Dear Members and Friends of our ELS:
Rollercoasters and my stomach do not agree. Yielding to peer pressure as a teen to ride the curvy rails, I was thankful that no videotape documented my white-knuckled grip with eyes glued shut. You, on the other hand, could well have enjoyed such a thrill—at least you said you did!
Sometimes our religious or spiritual lives can seem like a rollercoaster ride. This type of ride is never fun. One moment you are at an uplifting church service; a day or two later you are hit with devastating news. One day you are sharing the love of Christ with a needy soul; on another, you might find yourself complaining as if God did not care.

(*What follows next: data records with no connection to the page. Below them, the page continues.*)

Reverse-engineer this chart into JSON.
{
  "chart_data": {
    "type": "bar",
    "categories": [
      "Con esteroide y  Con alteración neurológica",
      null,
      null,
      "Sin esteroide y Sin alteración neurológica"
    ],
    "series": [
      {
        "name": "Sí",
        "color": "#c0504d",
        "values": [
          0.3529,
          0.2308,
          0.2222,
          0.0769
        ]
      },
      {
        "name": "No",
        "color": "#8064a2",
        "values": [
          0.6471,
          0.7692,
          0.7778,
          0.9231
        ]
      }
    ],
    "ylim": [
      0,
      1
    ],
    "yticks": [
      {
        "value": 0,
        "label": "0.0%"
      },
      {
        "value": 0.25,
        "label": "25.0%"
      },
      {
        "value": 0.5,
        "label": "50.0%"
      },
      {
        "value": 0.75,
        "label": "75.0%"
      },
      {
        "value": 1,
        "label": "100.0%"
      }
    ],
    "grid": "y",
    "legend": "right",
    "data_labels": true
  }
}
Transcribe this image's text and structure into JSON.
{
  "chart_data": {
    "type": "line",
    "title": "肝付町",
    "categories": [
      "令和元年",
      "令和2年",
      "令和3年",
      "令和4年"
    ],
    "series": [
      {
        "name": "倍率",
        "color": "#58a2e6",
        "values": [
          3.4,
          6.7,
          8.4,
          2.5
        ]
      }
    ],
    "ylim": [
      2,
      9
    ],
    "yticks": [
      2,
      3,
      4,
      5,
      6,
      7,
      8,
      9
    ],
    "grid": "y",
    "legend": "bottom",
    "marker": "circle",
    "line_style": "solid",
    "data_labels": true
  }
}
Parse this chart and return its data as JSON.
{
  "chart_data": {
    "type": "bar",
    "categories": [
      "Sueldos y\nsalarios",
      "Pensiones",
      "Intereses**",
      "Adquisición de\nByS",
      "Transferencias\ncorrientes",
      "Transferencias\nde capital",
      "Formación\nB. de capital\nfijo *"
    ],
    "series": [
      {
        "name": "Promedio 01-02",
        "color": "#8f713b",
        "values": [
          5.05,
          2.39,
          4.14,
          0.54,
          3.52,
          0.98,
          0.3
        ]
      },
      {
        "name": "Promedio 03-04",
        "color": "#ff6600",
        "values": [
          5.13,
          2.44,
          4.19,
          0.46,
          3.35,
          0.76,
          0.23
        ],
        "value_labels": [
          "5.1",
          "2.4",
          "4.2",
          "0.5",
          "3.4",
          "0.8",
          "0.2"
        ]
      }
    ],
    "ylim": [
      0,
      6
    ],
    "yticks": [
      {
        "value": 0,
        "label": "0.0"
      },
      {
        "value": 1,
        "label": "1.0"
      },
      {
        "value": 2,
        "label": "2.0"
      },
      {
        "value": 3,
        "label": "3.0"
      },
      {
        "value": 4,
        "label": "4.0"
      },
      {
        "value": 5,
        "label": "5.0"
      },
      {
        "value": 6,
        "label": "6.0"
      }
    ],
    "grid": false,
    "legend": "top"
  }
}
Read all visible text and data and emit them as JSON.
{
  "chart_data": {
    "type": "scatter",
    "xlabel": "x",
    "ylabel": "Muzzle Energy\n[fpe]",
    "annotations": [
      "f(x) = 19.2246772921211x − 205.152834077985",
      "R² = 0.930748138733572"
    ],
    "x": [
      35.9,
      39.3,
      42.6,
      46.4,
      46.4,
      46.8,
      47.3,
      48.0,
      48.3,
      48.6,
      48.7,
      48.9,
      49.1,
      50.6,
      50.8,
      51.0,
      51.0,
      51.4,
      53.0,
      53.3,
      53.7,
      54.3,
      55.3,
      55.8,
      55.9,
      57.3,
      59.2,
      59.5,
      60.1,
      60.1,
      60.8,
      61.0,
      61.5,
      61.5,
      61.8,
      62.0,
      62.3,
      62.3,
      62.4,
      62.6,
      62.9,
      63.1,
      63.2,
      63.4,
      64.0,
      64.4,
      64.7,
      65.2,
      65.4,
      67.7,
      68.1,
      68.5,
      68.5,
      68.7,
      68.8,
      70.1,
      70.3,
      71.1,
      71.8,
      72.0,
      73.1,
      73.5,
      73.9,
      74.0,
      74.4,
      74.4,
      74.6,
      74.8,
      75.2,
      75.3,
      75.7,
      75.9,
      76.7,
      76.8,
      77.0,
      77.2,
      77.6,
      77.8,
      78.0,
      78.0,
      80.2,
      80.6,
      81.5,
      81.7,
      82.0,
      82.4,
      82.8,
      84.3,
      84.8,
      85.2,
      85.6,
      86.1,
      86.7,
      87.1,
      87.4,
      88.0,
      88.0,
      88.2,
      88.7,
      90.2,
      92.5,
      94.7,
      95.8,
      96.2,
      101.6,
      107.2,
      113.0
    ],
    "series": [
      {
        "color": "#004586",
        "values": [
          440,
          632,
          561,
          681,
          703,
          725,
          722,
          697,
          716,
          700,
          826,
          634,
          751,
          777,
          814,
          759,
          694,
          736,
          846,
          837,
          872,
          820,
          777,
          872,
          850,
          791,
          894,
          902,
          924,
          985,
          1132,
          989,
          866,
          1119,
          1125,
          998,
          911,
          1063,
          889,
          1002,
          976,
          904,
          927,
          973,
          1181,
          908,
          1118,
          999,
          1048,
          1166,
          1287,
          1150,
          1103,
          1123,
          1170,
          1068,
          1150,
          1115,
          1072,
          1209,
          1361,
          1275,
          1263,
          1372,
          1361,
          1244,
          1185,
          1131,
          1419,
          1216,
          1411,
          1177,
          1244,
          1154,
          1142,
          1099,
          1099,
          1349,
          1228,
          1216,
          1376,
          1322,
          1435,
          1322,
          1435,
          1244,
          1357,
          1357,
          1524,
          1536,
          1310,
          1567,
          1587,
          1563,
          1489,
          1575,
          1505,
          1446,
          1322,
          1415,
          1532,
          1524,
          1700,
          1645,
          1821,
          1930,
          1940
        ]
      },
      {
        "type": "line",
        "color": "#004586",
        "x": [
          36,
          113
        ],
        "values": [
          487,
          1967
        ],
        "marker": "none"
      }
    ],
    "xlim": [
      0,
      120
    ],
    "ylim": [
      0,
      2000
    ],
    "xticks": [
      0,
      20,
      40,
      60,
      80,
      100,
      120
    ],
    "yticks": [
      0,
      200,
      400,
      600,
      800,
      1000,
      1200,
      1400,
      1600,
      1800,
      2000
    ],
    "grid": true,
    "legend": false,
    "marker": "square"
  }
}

Transfiguration Sunday, February 19, is a high point in our church year. But don’t forget the previous week, as explained in Matthew 16. St. Peter was on a spiritual rollercaster. At the peak, he made a great confession: “You are the Christ, the Son of the living God.” Jesus commended this bold affirmation of faith and spoke of giving out the keys of the kingdom. Moments later, Jesus explained how He as Savior would need to suffer, die and rise again. Peter’s feelings took a serious dive. He objected to his Lord, “This shall never happen to you!” The coaster sank even deeper when Jesus said to him, “Get behind be me, Satan!” Peter wanted glory for Jesus, but did not fully grasp the mission of the cross and what this would mean for Him, for you and me, and for the whole world of sinners. Then, in just a matter of days, Peter’s soul coaster was at an apex. Peter, James and John witnessed the brillance of Jesus’ divine majesty on top of a high mountain. What a sight it must have been (Matthew 17:2)! Read what Peter later wrote in 2 Peter 1:16–21.
When we have our own up and down moments, let us not forget the critical juxtaposition of Jesus’ description of His death at Calvary—what Peter mistakenly saw as a low point—and the high mountian experience of glory. The One who goes to the cross on His resolute mission to pay in full the price of justice for our sins is the One who possesses the full power and majesty of the universe. If God goes to the cross and sheds blood for us, how can we fail to have forgiveness for every sin and the certainty of His everlasting love? This He did for Peter and for us! This He did for all. A Bible scholar classified the Transfiguration of Jesus as a “beacon- fire” moment. In Old Testament times, the Jews had a custom of lighting beacon-fires from hill to hill, announcing to those at a distance from Jerusalem the approaching day of a feast. Alfred Edersheim says, “So does the glory kindled on the Mount of Transfiguration shine through the darkness of the world and tell of the Resurrection Day.”
Can we engage others with Jesus, serving as beacon-fires?